As families came together to bury one of their own, Booker was privy to their most intimate moments of grief and despair. But along with the sadness, Booker encountered moments of dark humor: brawls between mistresses and widows, and car crashes at McDonald’s with dead bodies in tow. While she never got over her terror of the embalming room, Booker learned to expect the unexpected and to never, ever cry.
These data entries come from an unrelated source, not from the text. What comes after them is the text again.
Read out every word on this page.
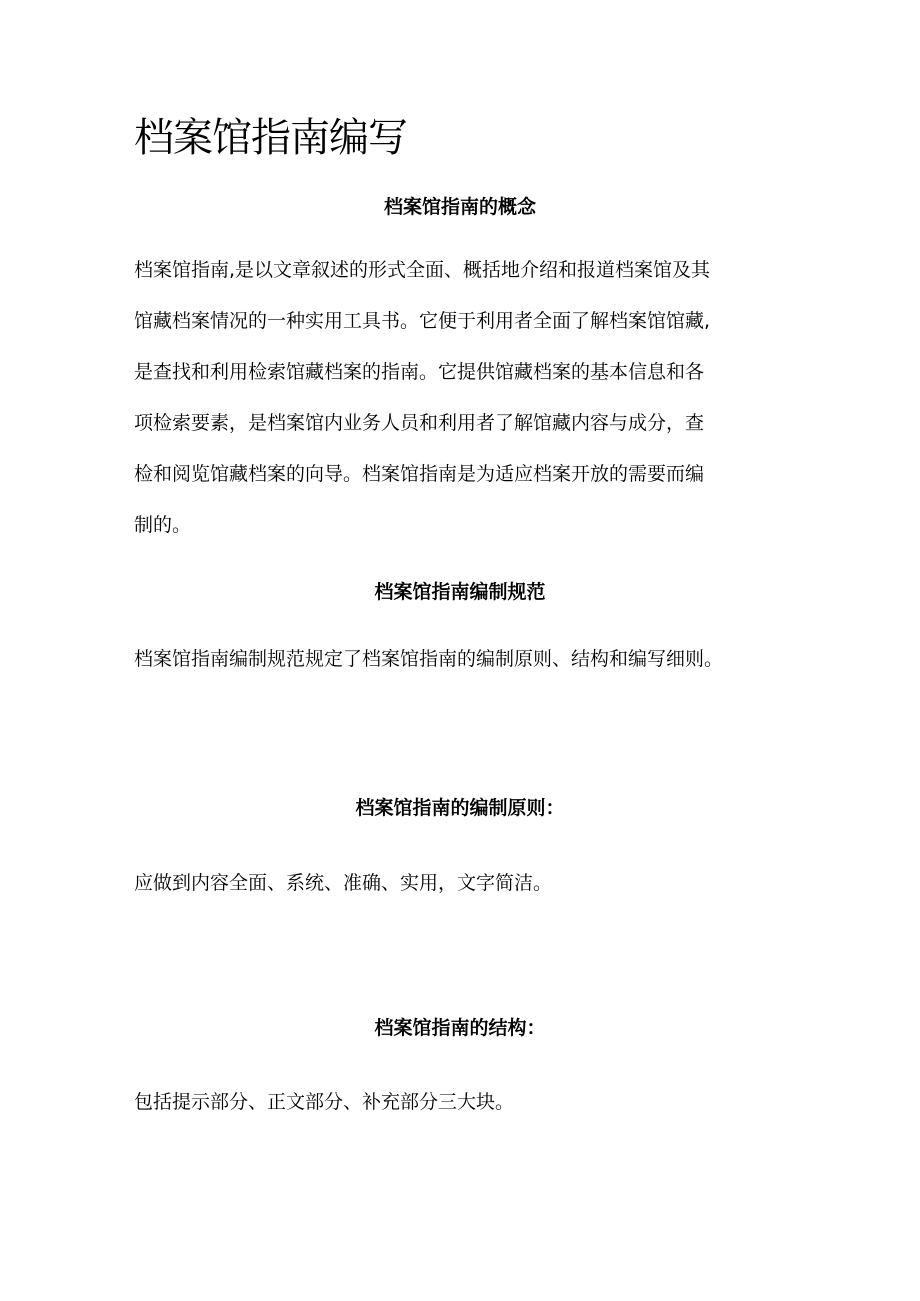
档案馆指南编写
档案馆指南的概念
档案馆指南,是以文章叙述的形式全面、概括地介绍和报道档案馆及其
馆藏档案情况的一种实用工具书。它便于利用者全面了解档案馆馆藏,
是查找和利用检索馆藏档案的指南。它提供馆藏档案的基本信息和各
项检索要素，是档案馆内业务人员和利用者了解馆藏内容与成分，查
检和阅览馆藏档案的向导。档案馆指南是为适应档案开放的需要而编
制的。
档案馆指南编制规范

档案馆指南编制规范规定了档案馆指南的编制原则、结构和编写细则。

档案馆指南的编制原则：

应做到内容全面、系统、准确、实用，文字简洁。

档案馆指南的结构：

包括提示部分、正文部分、补充部分三大块。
Nine Years Under offers readers an unbelievable glimpse into an industry in the backdrop of all our lives.
PUBLISHERS WEEKLY
First-time author Booker guides readers through the inner workings of a funeral home in an African American neighborhood in Baltimore the Albert P. Wylie Funeral Home, where she was employed for nine years, beginning when she was only 15. Initially accepting the job as a teenager, Booker first establishes for herself a professional dress code and phone manner, then gradually learns important details of the funeral business like why her employer only used black ink pens, and finally overcoming her fear of "the basement," where she assists her boss in the embalming room. Details specific to African-American funerary preparations, including styling black women's hair, give the reader an intimate understanding of the importance of funeral homes in the African-American community. Adding another layer to the narrative is Booker's own struggle coming to terms with the cancer diagnoses of both her mother and her Aunt Mary. Booker's coming-of-age story set against the business of death is filled with both tragedy and humor, and is wholly compelling in its humanity.